The Fourth Circuit Court of Appeals affirmed the holding of the United States Bankruptcy Court for the Eastern District of Virginia and held that the claimants “earned” their severance compensation on the date of their termination.  The LandAmerica court found that, unlike wages and salaries, which are earned in exchange for services rendered, severance compensation is designed to compensate an employee for the loss resulting from termination.  Furthermore, the plain meaning of “earn” – to become entitled to – suggests that severance compensation could not have been earned prior to the time the employee was terminated and simultaneously signed the severance agreement and release, thereby becoming entitled to the severance compensation.  Additionally, as noted by the bankruptcy court in LandAmerica, pro-rating of severance compensation would have the likely unintended consequence of harming most those who had been employed the longest.  The lower court also noted in its decision that were the statute to be interpreted as the trustee urged, the statute would require the absurd result that severance compensation could have been earned prior to the date that the severance plan itself was put in place.
Significantly, the LandAmerica court distinguished its holding from the oft-litigated issue of the appropriate treatment of severance compensation pursuant to section 503(b).  Section 503(b) provides for treatment of wages, salaries, and commissions for services rendered postpetition as an administrative expense.  Section 503(b), unlike section 507(a)(4), does not make specific reference to “severance” and, unlike section 507(a)(4)’s reference to amounts “earned” during the 180-day priority period, section 503(b) references the value of “services rendered” postpetition.

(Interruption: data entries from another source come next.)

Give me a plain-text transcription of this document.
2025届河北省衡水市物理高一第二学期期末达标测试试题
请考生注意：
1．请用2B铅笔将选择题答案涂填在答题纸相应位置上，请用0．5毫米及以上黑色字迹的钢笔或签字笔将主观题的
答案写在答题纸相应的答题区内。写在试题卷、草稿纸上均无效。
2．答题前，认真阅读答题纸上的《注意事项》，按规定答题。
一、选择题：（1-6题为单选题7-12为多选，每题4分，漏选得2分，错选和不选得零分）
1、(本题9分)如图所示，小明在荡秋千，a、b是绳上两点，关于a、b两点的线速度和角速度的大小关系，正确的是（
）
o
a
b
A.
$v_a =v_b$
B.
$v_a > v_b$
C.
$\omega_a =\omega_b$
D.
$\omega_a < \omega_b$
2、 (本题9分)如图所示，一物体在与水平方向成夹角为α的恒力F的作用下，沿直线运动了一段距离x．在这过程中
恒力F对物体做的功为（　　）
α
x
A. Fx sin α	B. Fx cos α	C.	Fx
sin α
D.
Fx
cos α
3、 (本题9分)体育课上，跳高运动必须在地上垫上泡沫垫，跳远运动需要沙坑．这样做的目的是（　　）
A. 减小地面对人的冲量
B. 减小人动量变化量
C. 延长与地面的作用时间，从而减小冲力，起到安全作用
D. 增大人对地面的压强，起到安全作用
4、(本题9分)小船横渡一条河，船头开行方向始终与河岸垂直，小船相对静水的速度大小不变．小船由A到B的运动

No consensus exists among the circuits with regard to the treatment of severance compensation as an administrative expense.  For example, the Second Circuit treats all severance pay as an administrative expense if an employee is terminated postpetition, while the Third Circuit treats severance as an administrative expense only to the extent that the compensation is based on postpetition services.  The LandAmerica bankruptcy court specifically noted that courts in the Fourth Circuit will only permit administrative expense treatment for severance obligations incurred pursuant to severance contracts that are assumed by the debtor or negotiated and approved postpetition.  For prepetition severance plans that are rejected postpetition, the breach, pursuant to section 365(f) of the Bankruptcy Code, constitutes a prepetition breach within the 180-day priority period and the claimant is, therefore, only entitled to priority status pursuant to section 507(a)(4).  That said, in the Fourth Circuit at least, this may not be so bad.
Although the 507(a)(4) issue in LandAmerica is not as often litigated as its 503(b) counterpart, there is little doubt that this decision will provide a certain amount of firepower for terminated employees going forward.